Projects
last edited: 2025-08-22
There’s a large set of steps required to transform raw course materials into something ready to publish online. We’re working to automate as much of this publication pipeline as possible. Since not everything can be automated, we’re also building tools to speed up the tasks that require human involvement. We’re designing these tools as simple web apps so we can quickly onboard people to help—no technical setup or expertise required. This makes it easy to scale up how many courses we can publish.
Here’s a sample of our ongoing projects, in no particular order.
Automated face blurring
When we don’t have explicit permission, we need to ensure that students are not identifiable in our lecture recordings. Our system automatically blurs student faces while leaving the professor visible. Since automation isn’t perfect, we’re also building a manual workflow to correct mistakes or handle cases the system misses entirely. The manual tool runs in the browser: users can easily mark regions of pixels and time ranges, and a separate process then ingests those annotations to generate and apply the blur masks to the video.
Automated copyright handling
Publishing course materials requires carefully handling third-party media (figures, tables, images, etc.) that may be copyrighted. Our tools help streamline this process by classifying whether something can be used under fair use, requires permission, or should be recreated with substitutes. We’re building browser-based workflows to make attribution easier, track decisions across classes, and assist with tasks like reverse image search, contacting rights holders, and preparing substitute graphics.

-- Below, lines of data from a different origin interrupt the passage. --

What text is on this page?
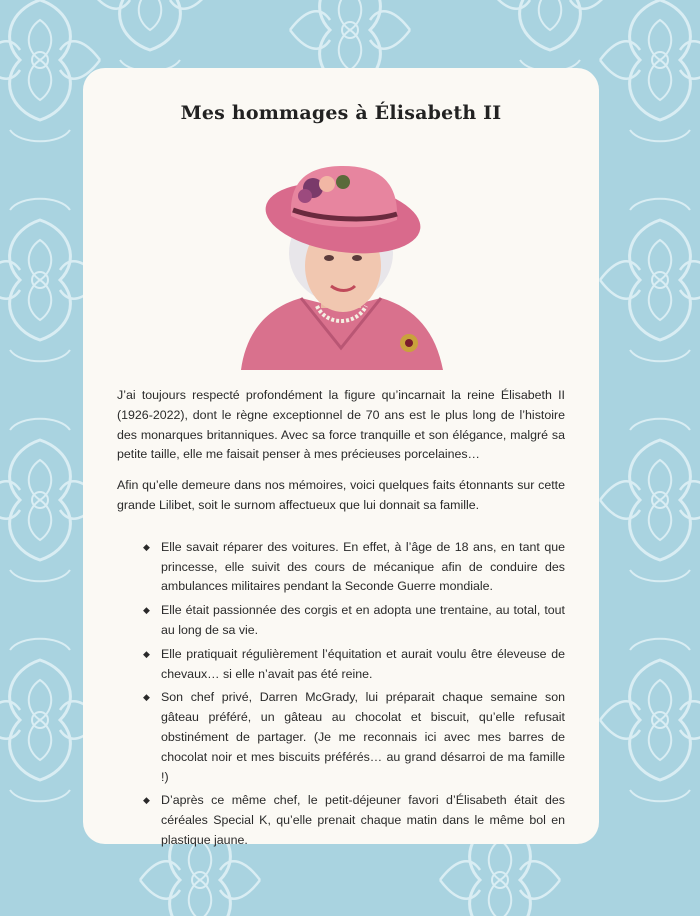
Mes hommages à Élisabeth II

J’ai toujours respecté profondément la figure qu’incarnait la reine Élisabeth II (1926-2022), dont le règne exceptionnel de 70 ans est le plus long de l’histoire des monarques britanniques. Avec sa force tranquille et son élégance, malgré sa petite taille, elle me faisait penser à mes précieuses porcelaines…

Afin qu’elle demeure dans nos mémoires, voici quelques faits étonnants sur cette grande Lilibet, soit le surnom affectueux que lui donnait sa famille.

◆ Elle savait réparer des voitures. En effet, à l’âge de 18 ans, en tant que princesse, elle suivit des cours de mécanique afin de conduire des ambulances militaires pendant la Seconde Guerre mondiale.
◆ Elle était passionnée des corgis et en adopta une trentaine, au total, tout au long de sa vie.
◆ Elle pratiquait régulièrement l’équitation et aurait voulu être éleveuse de chevaux… si elle n’avait pas été reine.
◆ Son chef privé, Darren McGrady, lui préparait chaque semaine son gâteau préféré, un gâteau au chocolat et biscuit, qu’elle refusait obstinément de partager. (Je me reconnais ici avec mes barres de chocolat noir et mes biscuits préférés… au grand désarroi de ma famille !)
◆ D’après ce même chef, le petit-déjeuner favori d’Élisabeth était des céréales Special K, qu’elle prenait chaque matin dans le même bol en plastique jaune.
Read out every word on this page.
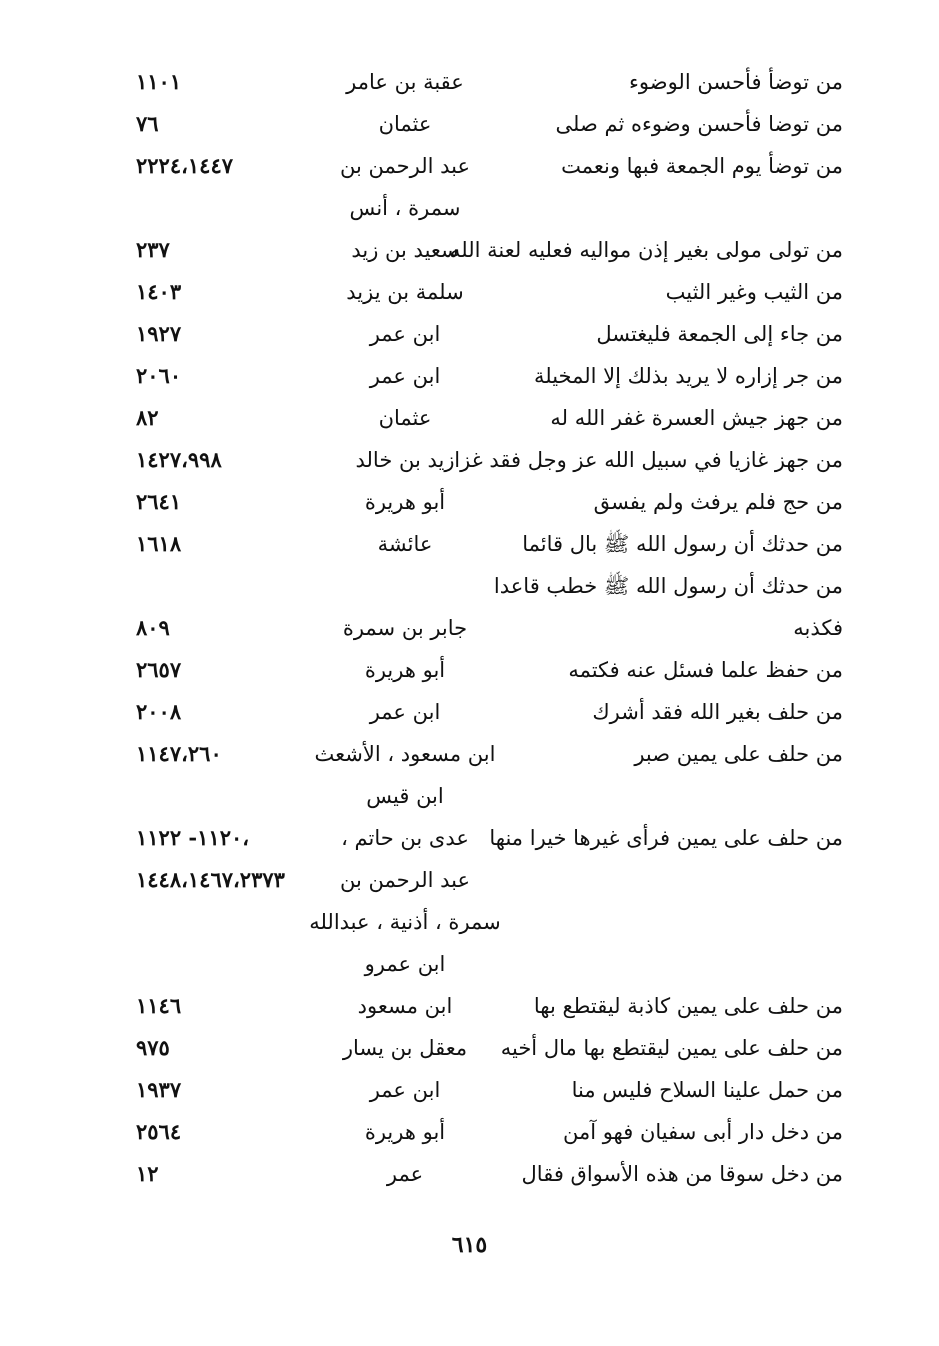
من توضأ فأحسن الوضوء
عقبة بن عامر
١١٠١
من توضا فأحسن وضوءه ثم صلى
عثمان
٧٦
من توضأ يوم الجمعة فبها ونعمت
عبد الرحمن بن
٢٢٢٤،١٤٤٧
سمرة ، أنس
من تولى مولى بغير إذن مواليه فعليه لعنة الله
سعيد بن زيد
٢٣٧
من الثيب وغير الثيب
سلمة بن يزيد
١٤٠٣
من جاء إلى الجمعة فليغتسل
ابن عمر
١٩٢٧
من جر إزاره لا يريد بذلك إلا المخيلة
ابن عمر
٢٠٦٠
من جهز جيش العسرة غفر الله له
عثمان
٨٢
من جهز غازيا في سبيل الله عز وجل فقد غزا
زيد بن خالد
١٤٢٧،٩٩٨
من حج فلم يرفث ولم يفسق
أبو هريرة
٢٦٤١
من حدثك أن رسول الله ﷺ بال قائما
عائشة
١٦١٨
من حدثك أن رسول الله ﷺ خطب قاعدا
فكذبه
جابر بن سمرة
٨٠٩
من حفظ علما فسئل عنه فكتمه
أبو هريرة
٢٦٥٧
من حلف بغير الله فقد أشرك
ابن عمر
٢٠٠٨
من حلف على يمين صبر
ابن مسعود ، الأشعث
١١٤٧،٢٦٠
ابن قيس
من حلف على يمين فرأى غيرها خيرا منها
عدى بن حاتم ،
١١٢٠- ١١٢٢،
عبد الرحمن بن
١٤٤٨،١٤٦٧،٢٣٧٣
سمرة ، أذنية ، عبدالله
ابن عمرو
من حلف على يمين كاذبة ليقتطع بها
ابن مسعود
١١٤٦
من حلف على يمين ليقتطع بها مال أخيه
معقل بن يسار
٩٧٥
من حمل علينا السلاح فليس منا
ابن عمر
١٩٣٧
من دخل دار أبى سفيان فهو آمن
أبو هريرة
٢٥٦٤
من دخل سوقا من هذه الأسواق فقال
عمر
١٢
٦١٥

Substitutes are created either by hiring a human designer or by generating alternatives with AI, ensuring we can preserve meaning while avoiding infringement. Once a decision is made, automation also applies the change directly to the lecture slides, reducing manual editing. Routine checks are handled automatically, while humans make the final calls and provide oversight where judgment is needed.
Automated multi-camera video editing
Some courses are recorded with multiple camera angles, but the final edit needs to present a single, coherent view—usually one main angle plus a smaller picture-in-picture close-up of the professor. We’re building automation to sync the raw video and audio streams, align them, and generate the composite view. To handle cases where automated switching isn’t perfect, we’re also developing browser-based tools that let users quickly mark timestamps for camera changes, which are then ingested by a script to produce the final edited video.

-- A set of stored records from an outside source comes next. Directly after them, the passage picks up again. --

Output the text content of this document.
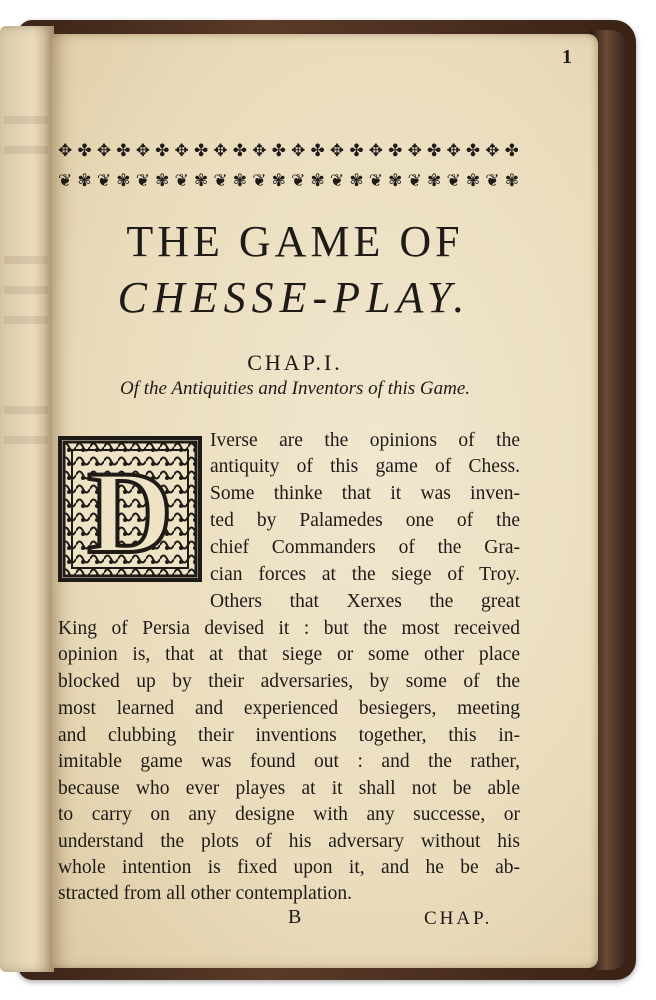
1
✥ ✤ ✥ ✤ ✥ ✤ ✥ ✤ ✥ ✤ ✥ ✤ ✥ ✤ ✥ ✤ ✥ ✤ ✥ ✤ ✥ ✤ ✥ ✤
❦ ✾ ❦ ✾ ❦ ✾ ❦ ✾ ❦ ✾ ❦ ✾ ❦ ✾ ❦ ✾ ❦ ✾ ❦ ✾ ❦ ✾ ❦ ✾
THE GAME OF
CHESSE-PLAY.
CHAP.I.
Of the Antiquities and Inventors of this Game.
D
Iverse are the opinions of the
antiquity of this game of Chess.
Some thinke that it was inven-
ted by Palamedes one of the
chief Commanders of the Gra-
cian forces at the siege of Troy.
Others that Xerxes the great
King of Persia devised it : but the most received
opinion is, that at that siege or some other place
blocked up by their adversaries, by some of the
most learned and experienced besiegers, meeting
and clubbing their inventions together, this in-
imitable game was found out : and the rather,
because who ever playes at it shall not be able
to carry on any designe with any successe, or
understand the plots of his adversary without his
whole intention is fixed upon it, and he be ab-
stracted from all other contemplation.
B	CHAP.
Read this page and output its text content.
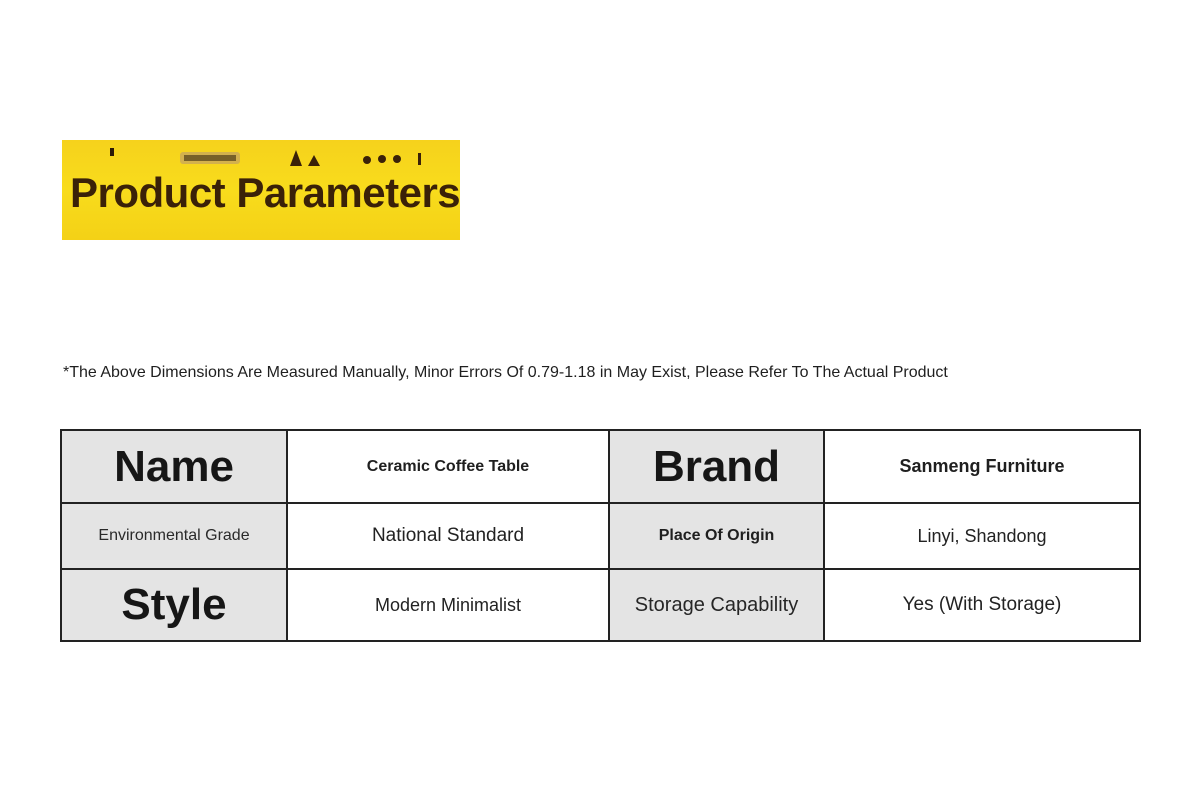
Product Parameters
*The Above Dimensions Are Measured Manually, Minor Errors Of 0.79-1.18 in May Exist, Please Refer To The Actual Product
Name	Ceramic Coffee Table	Brand	Sanmeng Furniture
Environmental Grade	National Standard	Place Of Origin	Linyi, Shandong
Style	Modern Minimalist	Storage Capability	Yes (With Storage)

Automated slide-synced lecture reconstruction
Many lectures are recorded as a single wide shot of the professor speaking in front of projected slides, which leaves the slides low-resolution and hard to read. To improve quality, we’re developing methods to automatically detect slide transitions and align them with the original slide PDFs. This lets us reconstruct a crisp, high-resolution video where the slides take center stage, with a picture-in-picture view of the professor overlaid in the corner.
Lecture scribing
High-quality lecture notes can sometimes serve as an effective substitute for video recordings, especially when professors are hesitant to share lecture videos publicly. We’ve experimented with hiring students to scribe lectures in LaTeX, producing detailed, polished notes that capture as much of the lecture experience as possible. Our pilot at MIT showed this can be a cost-effective way to capture lectures at scale when recordings aren’t possible. More details can be found in this blogpost.